In the five years since his last Fringe appearance, Chris Addison got famous: first as a childish civil servant in The Thick of It, and more recently as the headmaster in Skins. His appeal has broadened, which might explain in part why he has abandoned the ambitious thematic format for which he made his name as a standup in favour of charming but insubstantial stuff about how awkward it is to be middle-class, and how some things—golf, the Pope—are a bit silly, when you think about it. Mostly, though, it seems that now Addison doesn't need to stand out; now he can sell out the Assembly Rooms at £17 a pop, he's not too bothered about doing so.

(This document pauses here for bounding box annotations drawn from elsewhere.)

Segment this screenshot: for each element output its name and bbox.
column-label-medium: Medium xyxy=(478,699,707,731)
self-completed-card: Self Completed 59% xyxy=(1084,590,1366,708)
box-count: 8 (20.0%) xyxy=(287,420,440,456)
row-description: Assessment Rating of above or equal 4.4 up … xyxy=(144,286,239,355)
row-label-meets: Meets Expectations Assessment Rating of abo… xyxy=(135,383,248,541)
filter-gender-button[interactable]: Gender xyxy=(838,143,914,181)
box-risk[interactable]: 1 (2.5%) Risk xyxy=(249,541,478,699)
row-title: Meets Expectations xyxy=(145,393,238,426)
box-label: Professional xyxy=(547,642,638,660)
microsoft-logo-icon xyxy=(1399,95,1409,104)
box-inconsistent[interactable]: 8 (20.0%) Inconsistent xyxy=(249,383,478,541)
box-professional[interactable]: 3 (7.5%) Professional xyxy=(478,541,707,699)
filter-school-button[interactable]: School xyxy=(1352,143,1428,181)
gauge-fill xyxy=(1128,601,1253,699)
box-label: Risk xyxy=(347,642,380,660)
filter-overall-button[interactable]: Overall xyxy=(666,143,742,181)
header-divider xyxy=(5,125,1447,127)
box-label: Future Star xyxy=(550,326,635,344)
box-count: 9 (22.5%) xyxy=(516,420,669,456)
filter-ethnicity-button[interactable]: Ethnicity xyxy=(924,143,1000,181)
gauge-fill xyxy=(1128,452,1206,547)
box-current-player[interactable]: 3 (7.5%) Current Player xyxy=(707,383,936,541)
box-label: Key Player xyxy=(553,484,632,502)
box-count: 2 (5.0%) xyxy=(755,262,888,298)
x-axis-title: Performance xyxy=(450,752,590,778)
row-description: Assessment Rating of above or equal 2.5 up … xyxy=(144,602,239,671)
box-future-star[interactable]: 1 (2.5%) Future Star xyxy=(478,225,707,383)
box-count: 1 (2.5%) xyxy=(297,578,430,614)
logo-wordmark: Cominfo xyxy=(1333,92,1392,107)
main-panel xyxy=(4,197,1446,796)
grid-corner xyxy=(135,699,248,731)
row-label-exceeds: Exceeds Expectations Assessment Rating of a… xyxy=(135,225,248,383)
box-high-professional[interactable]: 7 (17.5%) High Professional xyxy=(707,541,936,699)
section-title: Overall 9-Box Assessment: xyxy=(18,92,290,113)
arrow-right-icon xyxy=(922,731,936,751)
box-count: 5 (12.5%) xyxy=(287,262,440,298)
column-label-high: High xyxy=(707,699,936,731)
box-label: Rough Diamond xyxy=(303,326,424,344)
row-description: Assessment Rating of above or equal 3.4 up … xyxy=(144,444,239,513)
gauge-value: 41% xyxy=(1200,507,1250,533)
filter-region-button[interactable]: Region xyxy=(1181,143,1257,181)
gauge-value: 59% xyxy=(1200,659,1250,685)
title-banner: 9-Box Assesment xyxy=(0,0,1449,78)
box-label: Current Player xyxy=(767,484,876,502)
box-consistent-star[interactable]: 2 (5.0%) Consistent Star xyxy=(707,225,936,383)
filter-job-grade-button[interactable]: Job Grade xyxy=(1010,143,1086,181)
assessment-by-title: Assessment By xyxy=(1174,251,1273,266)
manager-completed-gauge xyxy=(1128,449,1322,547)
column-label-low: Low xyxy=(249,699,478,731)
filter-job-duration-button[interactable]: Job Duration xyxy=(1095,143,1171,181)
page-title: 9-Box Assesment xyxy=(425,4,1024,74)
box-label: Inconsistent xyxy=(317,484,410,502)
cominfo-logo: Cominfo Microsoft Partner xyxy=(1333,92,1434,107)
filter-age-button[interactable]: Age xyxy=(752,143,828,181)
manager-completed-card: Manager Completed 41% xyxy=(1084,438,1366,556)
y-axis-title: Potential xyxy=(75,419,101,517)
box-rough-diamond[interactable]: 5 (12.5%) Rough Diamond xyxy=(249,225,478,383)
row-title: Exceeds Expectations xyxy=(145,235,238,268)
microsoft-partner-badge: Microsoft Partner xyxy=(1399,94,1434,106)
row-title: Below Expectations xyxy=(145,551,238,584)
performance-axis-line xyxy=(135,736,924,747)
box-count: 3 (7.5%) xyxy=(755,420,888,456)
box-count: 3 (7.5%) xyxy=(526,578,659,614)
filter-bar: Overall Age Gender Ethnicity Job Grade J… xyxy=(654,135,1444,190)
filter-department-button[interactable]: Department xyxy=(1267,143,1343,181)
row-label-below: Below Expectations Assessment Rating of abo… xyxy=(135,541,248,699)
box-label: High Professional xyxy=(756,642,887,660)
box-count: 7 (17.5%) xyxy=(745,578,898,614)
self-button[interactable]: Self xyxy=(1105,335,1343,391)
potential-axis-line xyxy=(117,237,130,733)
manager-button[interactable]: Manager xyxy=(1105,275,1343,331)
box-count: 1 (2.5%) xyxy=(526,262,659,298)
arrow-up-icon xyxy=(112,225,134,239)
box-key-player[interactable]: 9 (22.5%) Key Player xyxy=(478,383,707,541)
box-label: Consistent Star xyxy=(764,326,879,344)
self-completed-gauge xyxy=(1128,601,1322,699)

His jokes about the English are the laziest. The English are a nation of moaning, hypochondriac, status-obsessed, sexually repressed wimps who like to listen to whale noises as they enjoy their Waitrose bath oils. If all that sounds familiar it's because people have been making these jokes forever.
Addison remains a charming and—for those who know him best for his sarky character in The Thick of It, at least—a surprisingly animated performer. He stomps around the stage with total confidence, becoming a flurry of angry gesticulations and apoplectic stutters with each new middle-class outrage. And while his subject matter is predictable, the show is anything but unprepared: the hour plays out effortlessly, with each planned or improvised digression offering a break from the the steady flow of jokes without disrupting it entirely. But the jokes themselves are a bit too safe, and rely too heavily on Addison's young-fogeyish stage persona.